A woman we’ll call Faith returned to Moldova from years of servitude in Turkey, Israel and Serbia, where she had been abused and mistreated as the victim of traffickers and pimps. Her suffering had really started when the authorities in Moldova removed her and her six siblings from her parents, due to her mother’s drinking and physical abuse. At age 12 she was raped by seven men, and at 18 she found herself married, then beaten and humiliated by an abusive husband. With her identity totally distorted, Faith fell into prostitution and total victimization.

For a Langham scholar like Vladimir, combining doctoral studies with ministry to women like Faith didn’t seem compatible. Young girls suffering from abuse and hunger, and children left on the streets, seemed a world apart from his books and research. ‘My initial understanding was that the only way to help abused women in my society was to pray for them and get them into the church.’ And, as a pastor, he first focused on teaching and preaching. But Vladimir’s wife Yulia was already drawn to the thousands of young women in Moldova who were paying just six dollars to abort their babies. Working with a local abortion clinic, Yulia had received permission to speak to these women before they went in for their abortions. Soon she was invited to speak in public schools about sex apart from marriage, and the devastation that abortion brings.

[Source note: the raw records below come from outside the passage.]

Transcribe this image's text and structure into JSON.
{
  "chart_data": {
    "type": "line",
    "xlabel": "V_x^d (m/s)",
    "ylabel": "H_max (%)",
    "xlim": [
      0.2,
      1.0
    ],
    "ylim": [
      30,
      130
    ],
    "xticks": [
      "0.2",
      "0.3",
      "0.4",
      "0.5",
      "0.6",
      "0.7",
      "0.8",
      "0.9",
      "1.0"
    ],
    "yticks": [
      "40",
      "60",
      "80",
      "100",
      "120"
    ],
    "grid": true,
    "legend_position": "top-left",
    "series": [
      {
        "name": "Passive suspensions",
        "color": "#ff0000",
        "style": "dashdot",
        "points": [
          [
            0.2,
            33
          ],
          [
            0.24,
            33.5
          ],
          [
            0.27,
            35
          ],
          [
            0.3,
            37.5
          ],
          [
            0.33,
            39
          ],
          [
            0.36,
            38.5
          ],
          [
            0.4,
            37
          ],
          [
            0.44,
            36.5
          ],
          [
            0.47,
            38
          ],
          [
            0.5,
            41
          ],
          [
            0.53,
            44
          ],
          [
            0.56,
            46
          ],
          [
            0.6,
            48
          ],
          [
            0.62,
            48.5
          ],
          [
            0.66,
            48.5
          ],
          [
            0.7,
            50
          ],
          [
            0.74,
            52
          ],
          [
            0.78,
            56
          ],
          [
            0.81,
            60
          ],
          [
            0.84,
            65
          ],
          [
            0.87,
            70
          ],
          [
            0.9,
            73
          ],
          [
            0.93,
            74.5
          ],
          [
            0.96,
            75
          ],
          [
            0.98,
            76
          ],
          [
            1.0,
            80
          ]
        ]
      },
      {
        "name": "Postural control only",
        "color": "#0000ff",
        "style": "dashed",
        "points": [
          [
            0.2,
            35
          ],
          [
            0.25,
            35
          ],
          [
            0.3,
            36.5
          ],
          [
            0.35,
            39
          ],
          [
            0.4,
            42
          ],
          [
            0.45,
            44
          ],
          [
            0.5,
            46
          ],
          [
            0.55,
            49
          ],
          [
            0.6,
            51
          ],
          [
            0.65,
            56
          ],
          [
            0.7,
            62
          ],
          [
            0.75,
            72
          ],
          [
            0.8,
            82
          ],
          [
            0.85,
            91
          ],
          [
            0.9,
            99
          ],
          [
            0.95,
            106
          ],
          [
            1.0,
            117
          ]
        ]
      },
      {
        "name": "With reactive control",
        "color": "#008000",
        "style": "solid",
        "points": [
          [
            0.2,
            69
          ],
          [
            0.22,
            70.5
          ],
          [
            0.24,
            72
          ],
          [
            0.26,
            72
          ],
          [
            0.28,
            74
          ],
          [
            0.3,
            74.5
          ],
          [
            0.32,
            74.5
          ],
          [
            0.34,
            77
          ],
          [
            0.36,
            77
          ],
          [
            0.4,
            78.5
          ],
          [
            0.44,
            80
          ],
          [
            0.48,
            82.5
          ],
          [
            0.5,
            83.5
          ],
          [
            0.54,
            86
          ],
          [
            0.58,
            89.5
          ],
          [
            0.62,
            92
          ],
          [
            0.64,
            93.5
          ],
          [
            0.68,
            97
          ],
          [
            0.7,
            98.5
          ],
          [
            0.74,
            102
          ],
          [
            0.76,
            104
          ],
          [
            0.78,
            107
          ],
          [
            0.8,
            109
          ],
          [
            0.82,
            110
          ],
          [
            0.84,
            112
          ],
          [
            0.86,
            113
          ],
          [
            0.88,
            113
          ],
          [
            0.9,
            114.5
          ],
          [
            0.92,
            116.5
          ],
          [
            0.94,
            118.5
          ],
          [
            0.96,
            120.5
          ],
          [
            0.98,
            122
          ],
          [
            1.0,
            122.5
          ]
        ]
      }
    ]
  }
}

In 2004, as part of his doctoral studies, Vladimir was assigned a research paper on Luke 4. Digging into the passage, he made a ‘surprising’ discovery: holistic ministry and social responsibility were founded on Jesus’ ministry. In verses 18, 19 he read: ‘The Spirit of the Lord is on me, because he has anointed me to proclaim good news to the poor. He has sent me to proclaim freedom for the prisoners and recovery of sight for the blind, to set the oppressed free, to proclaim the year of the Lord’s favor.’ Today Vladimir serves as president of Beginning of Life, bringing not only shelter and job training, but Christ’s gracious love and freedom to those formerly imprisoned by human trafficking, domestic abuse and abortion. The organisation serves the most destitute in Moldovan society and, through their work, Faith and others like her have found love and hope for a new future. Vladimir has been supported by John Stott Ministries (Langham Partnership in the USA) for his studies at the International Baptist Theological Seminary in Prague, and he is due to complete his PhD in early 2012. His dissertation topic, ‘Rethinking Missio Dei among Evangelical Churches in an Eastern European Context’, finds fulfillment in the Beginning of Life work which he is leading.

Pictures courtesy of Beginning of Life, Maldova.